A couple of weekends ago I was driving all three kids home from an over-night stay at their great grandpa’s with their cousins. They conked out about five minutes after getting on the freeway, exhaused from staying up late and suffering from excessive sugar hang overs.
I was somewhere between Cerritos and Buena Park on the 91 East when it hit me, hard, like a punch in the gut from late-80s Mike Tyson. Jax has been gone longer than he was here.
That’s fucked. Lonliness filled me with despair. For whatever reason, a quiet car has been a magnet of super shitty thoughts for me since Jax died. In that moment, all those feelings came rushing back. It only lasted for 10 minutes, but it left its mark. Then, as I do, I crammed those feelings way down deep. And now, here we are. Five years that I last rubbed my fingers through his hair, heard his voice, made him smile and gazed in to his gorgeous eyes.
Saturday, the day of the remembrance, was rough.
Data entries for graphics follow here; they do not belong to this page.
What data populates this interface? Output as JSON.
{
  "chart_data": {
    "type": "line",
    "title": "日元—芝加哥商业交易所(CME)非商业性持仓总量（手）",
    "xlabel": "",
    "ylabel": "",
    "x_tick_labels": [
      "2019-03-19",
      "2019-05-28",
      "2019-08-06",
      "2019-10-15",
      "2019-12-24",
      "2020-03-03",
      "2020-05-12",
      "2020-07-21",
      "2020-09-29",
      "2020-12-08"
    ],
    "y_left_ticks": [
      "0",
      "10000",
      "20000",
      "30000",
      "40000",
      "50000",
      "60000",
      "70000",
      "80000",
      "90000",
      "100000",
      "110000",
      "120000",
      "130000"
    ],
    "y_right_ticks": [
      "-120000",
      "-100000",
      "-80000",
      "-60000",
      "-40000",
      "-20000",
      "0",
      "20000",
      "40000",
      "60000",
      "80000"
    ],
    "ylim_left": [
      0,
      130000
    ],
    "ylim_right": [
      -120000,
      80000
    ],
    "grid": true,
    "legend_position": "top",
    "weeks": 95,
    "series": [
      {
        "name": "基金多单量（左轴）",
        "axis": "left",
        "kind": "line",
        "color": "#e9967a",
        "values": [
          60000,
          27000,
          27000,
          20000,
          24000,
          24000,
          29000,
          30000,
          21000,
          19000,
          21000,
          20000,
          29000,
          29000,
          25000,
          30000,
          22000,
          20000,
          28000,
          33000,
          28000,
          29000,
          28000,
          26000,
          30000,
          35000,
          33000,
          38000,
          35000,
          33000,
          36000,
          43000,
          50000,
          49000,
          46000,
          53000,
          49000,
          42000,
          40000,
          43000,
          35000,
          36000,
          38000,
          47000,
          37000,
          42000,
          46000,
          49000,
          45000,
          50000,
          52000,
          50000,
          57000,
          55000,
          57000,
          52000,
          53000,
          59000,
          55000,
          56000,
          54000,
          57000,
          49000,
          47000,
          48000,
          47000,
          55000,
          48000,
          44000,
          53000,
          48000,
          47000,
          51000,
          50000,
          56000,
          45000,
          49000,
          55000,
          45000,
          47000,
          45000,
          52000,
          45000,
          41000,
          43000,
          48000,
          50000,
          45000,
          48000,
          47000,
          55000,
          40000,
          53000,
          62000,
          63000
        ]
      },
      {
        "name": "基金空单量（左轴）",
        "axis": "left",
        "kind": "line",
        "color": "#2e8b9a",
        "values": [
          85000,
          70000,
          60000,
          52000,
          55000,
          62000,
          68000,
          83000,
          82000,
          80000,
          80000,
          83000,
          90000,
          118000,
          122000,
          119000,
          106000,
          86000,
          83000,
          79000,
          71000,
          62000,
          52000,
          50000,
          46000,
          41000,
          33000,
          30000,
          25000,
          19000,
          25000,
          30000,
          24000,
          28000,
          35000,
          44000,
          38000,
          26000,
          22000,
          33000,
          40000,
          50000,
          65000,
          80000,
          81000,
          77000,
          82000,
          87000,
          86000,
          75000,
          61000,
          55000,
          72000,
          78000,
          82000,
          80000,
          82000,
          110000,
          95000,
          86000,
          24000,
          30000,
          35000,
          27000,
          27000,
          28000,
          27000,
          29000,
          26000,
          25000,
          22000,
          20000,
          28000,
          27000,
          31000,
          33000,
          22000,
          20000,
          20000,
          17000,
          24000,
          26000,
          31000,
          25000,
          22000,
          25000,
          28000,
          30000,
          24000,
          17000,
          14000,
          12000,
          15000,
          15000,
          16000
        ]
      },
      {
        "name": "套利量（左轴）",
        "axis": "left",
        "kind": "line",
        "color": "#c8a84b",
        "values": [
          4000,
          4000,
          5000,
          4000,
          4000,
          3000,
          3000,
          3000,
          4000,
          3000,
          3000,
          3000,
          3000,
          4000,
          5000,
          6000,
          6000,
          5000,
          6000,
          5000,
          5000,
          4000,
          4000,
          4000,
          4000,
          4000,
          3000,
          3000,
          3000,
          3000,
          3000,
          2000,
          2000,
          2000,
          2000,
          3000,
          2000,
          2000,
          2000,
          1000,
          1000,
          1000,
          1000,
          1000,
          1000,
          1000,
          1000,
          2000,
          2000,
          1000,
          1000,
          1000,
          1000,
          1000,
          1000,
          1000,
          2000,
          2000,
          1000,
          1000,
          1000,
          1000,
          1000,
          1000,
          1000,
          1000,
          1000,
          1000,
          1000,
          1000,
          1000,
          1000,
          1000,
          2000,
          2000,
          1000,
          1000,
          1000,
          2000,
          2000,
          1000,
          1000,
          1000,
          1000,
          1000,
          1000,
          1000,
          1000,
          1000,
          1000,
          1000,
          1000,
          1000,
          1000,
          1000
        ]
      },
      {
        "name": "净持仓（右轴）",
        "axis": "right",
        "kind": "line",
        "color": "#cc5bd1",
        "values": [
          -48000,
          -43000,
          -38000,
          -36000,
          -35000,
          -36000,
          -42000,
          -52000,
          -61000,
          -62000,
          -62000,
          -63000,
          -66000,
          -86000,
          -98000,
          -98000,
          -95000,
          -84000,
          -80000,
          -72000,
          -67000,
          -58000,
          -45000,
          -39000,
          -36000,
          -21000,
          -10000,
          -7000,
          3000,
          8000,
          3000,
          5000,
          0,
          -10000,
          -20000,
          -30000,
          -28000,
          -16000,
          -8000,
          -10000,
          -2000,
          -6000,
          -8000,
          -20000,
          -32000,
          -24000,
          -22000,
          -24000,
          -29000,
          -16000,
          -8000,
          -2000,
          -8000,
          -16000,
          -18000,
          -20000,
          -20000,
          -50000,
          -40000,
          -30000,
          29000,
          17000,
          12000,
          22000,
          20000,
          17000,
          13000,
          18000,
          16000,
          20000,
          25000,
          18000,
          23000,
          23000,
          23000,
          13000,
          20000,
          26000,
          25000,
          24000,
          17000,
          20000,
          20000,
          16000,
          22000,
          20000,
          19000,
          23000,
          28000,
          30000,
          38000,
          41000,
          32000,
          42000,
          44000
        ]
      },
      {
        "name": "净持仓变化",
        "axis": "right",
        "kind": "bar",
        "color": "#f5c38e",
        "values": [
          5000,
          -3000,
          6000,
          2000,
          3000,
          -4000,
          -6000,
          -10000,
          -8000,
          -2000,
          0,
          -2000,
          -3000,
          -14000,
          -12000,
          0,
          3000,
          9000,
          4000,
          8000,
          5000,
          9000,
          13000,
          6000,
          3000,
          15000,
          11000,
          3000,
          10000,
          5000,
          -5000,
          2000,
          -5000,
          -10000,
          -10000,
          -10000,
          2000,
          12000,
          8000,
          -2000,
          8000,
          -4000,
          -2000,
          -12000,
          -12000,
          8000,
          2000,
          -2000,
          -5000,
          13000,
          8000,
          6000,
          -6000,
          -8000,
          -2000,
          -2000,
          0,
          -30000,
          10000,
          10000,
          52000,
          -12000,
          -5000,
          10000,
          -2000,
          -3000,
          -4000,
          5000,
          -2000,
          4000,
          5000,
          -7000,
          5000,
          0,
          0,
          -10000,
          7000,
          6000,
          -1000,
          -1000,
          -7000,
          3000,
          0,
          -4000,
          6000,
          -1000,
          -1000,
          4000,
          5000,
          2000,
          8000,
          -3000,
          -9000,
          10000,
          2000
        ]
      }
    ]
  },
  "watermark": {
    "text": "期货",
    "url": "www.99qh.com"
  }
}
It was the hardest remembrance for me emotionally since the first year. The lack of booze didn’t help. At least at the Angel games I can numb myself up some. Disney’s El Capitan Theater offered no such relief. I didn’t want to be in my own skin. Acting natural felt forced, and I had trouble relaxing and just being.
Kristina missed most of the movie as Phoenix, who was missing his nap time, didn’t want to sit quietly. She was having a hard time Saturday, too, and this didn’t help.
The movie experience itself was terrific. Jax would’ve loved this so much. El Capitan is beatiful and the preshow, which I can only describe as a 13-year-old’s idea of a fun day on acid, was pretty cool. And the movie, Cars 3, was a fitting end to the franchise. Garvey, who is slightly older than Jax, said it was the best movie in the trilogy. I think Jax might’ve agreed, especially with the emergence of namesake Jackson Storm. It was an apt way to honor our missed little boy.
After the movie we gathered in the lobby, trying to catch up and say hello to those that joined us. At one point I looked out to the front on Hollywood Blvd, and what do you know, a fire truck inched its way along traffic. That’s our boy for us. Much needed. A few minutes went by and I couldn’t hold my emotions in check any further. Hugs made my eyes swell and at some point I lost it, breaking out in a hard, loud, ugly cry. The climax of my awkwardness.
I’m pretty sure we held the El Capitan crew up from opening doors for the next show time, but they never asked us to leave and were very courteous. We headed back to the parking structure and began our voyage out of Los Angeles, stuck in 101 traffic. We ate lunch with friends at an Island’s in Long Beach and then went home.
Kristina crashed on the couch. She didn’t sleep well the night before, with the day looming. Gray pulled out his Cars toys to play with, so we raced together while he recreated the movie on our living room floor. At night, my mother-in-law picked up balloons and we wrote notes to Jax and released them.
Then Kristina and I headed back to the theaters to catch a 10:30 PM showing of Cars 3. We weren’t the only ones in the theater, but it was pretty bare. No baby to hold or kids to rush to the bathroom, so Kristina could an enjoy an uninterruped viewing. I tagged along mainly for security. I didn’t feel great about her going to the movies late by herself. When we walked out back to our cars after midnight, I asked her thoughts, and she said it was cute. And agreed Jax would’ve loved it.
Saturday is a reminder that none of this gets easier. Some days are just shitty. And it’s normal, even after a string of non-shitty days, no matter how many years after the fact.
Thank you to those that joined us Saturday and those that couldn’t, who continue to honor our missed little boy and support our family with love and kindness. Sometimes, because of my own shit, I’m not able to express it. But it does mean so, so much to us. We love you.